[LeetCode]146. LRU Cache 深入浅出讲解和代码示例

1、汇总概要

以下思路涵盖了哈希与双向链表的结合使用、缓存设计等知识点

2、题目

Design and implement a data structure for Least Recently Used (LRU) cache. It should support the following operations: get and put.

get(key) - Get the value (will always be positive) of the key if the key exists in the cache, otherwise return -1.
put(key, value) - Set or insert the value if the key is not already present.
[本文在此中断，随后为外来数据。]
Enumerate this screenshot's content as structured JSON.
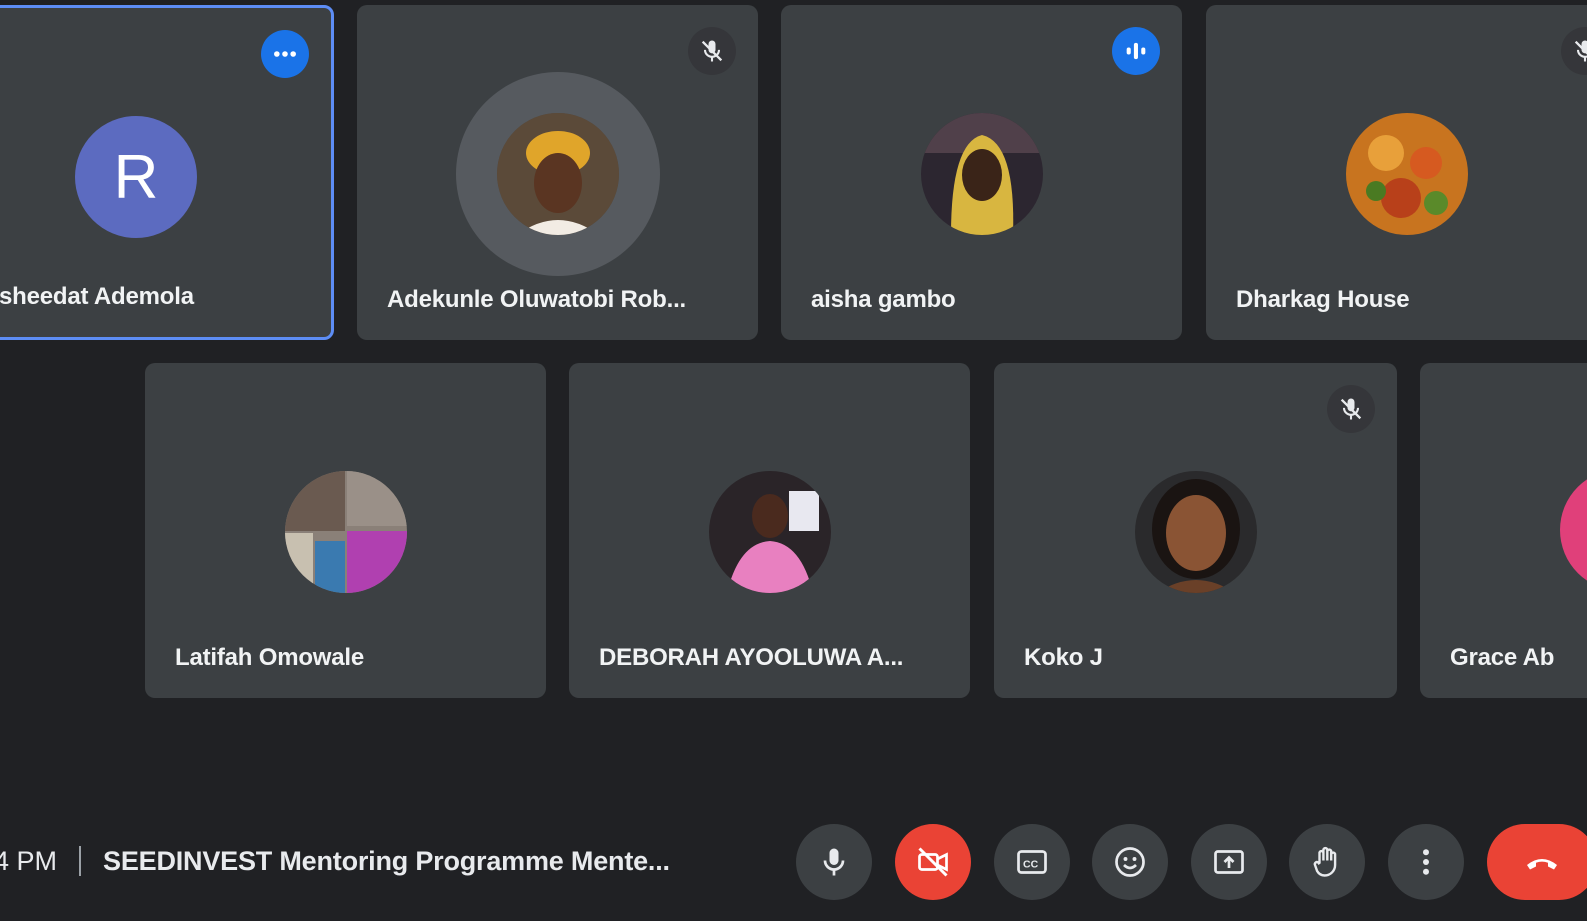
{
  "participants": [
    {
      "name": "sheedat Ademola",
      "avatar_letter": "R",
      "status_icon": "more-options-icon"
    },
    {
      "name": "Adekunle Oluwatobi Rob...",
      "status_icon": "mic-off-icon"
    },
    {
      "name": "aisha gambo",
      "status_icon": "speaking-indicator-icon"
    },
    {
      "name": "Dharkag House",
      "status_icon": "mic-off-icon"
    },
    {
      "name": "Latifah Omowale"
    },
    {
      "name": "DEBORAH AYOOLUWA A..."
    },
    {
      "name": "Koko J",
      "status_icon": "mic-off-icon"
    },
    {
      "name": "Grace Ab"
    }
  ],
  "meeting": {
    "time": "4 PM",
    "title": "SEEDINVEST Mentoring Programme Mente..."
  },
  "controls": [
    {
      "name": "microphone",
      "icon": "mic-icon"
    },
    {
      "name": "camera-off",
      "icon": "camera-off-icon"
    },
    {
      "name": "captions",
      "icon": "captions-icon"
    },
    {
      "name": "reactions",
      "icon": "emoji-icon"
    },
    {
      "name": "present-screen",
      "icon": "present-icon"
    },
    {
      "name": "raise-hand",
      "icon": "hand-icon"
    },
    {
      "name": "more-options",
      "icon": "more-vert-icon"
    },
    {
      "name": "leave-call",
      "icon": "hang-up-icon"
    }
  ],
  "colors": {
    "background": "#202124",
    "tile": "#3c4043",
    "active_border": "#5d8df5",
    "accent_blue": "#1a73e8",
    "danger_red": "#ea4335",
    "avatar_purple": "#5c6bc0"
  }
}
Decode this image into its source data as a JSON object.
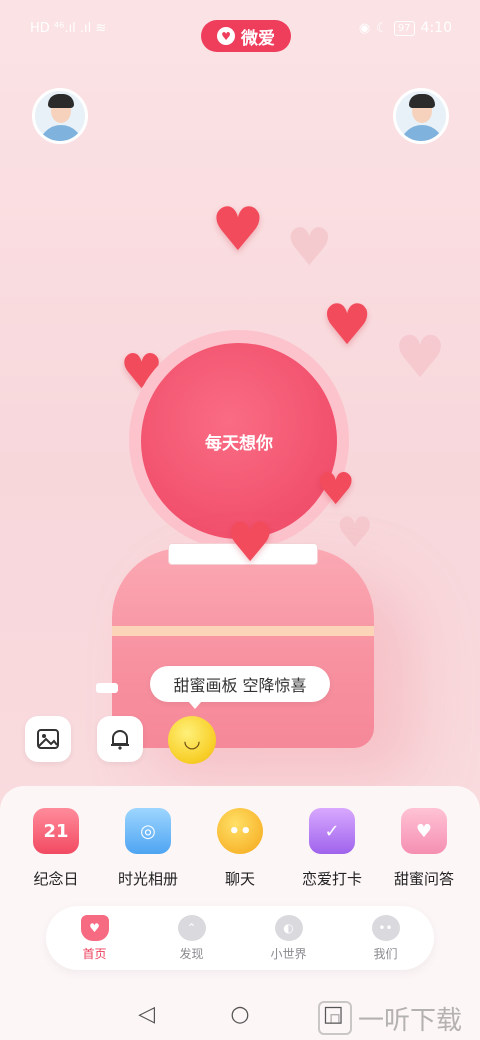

When the cache reached its capacity, it should invalidate the least recently used item before inserting a new item.

Follow up:
Could you do both operations in O(1) time complexity?

Example:

LRUCache cache = new LRUCache( 2 /* capacity */ );cache.put(1, 1);cache.put(2, 2);cache.get(1);       // returns 1cache.put(3, 3);    // evicts key 2cache.get(2);       // returns -1 (not found)cache.put(4, 4);    // evicts key 1cache.get(1);       // returns -1 (not found)cache.get(3);       // returns 3cache.get(4);       // returns 4

3、审题

设计一个简单版的最近使用缓存模型。缓存空间有容量限制，时间复杂度要求是O(1)。

其中“最近使用”是指最近被访问过(被cache.get调用过）。

4、解题思路

以上对cache的操作有：添加(put)、查找(get)、替换(put)，因有容量限制，还需有删除，每次当容量满时，将最久未使用的节点删除。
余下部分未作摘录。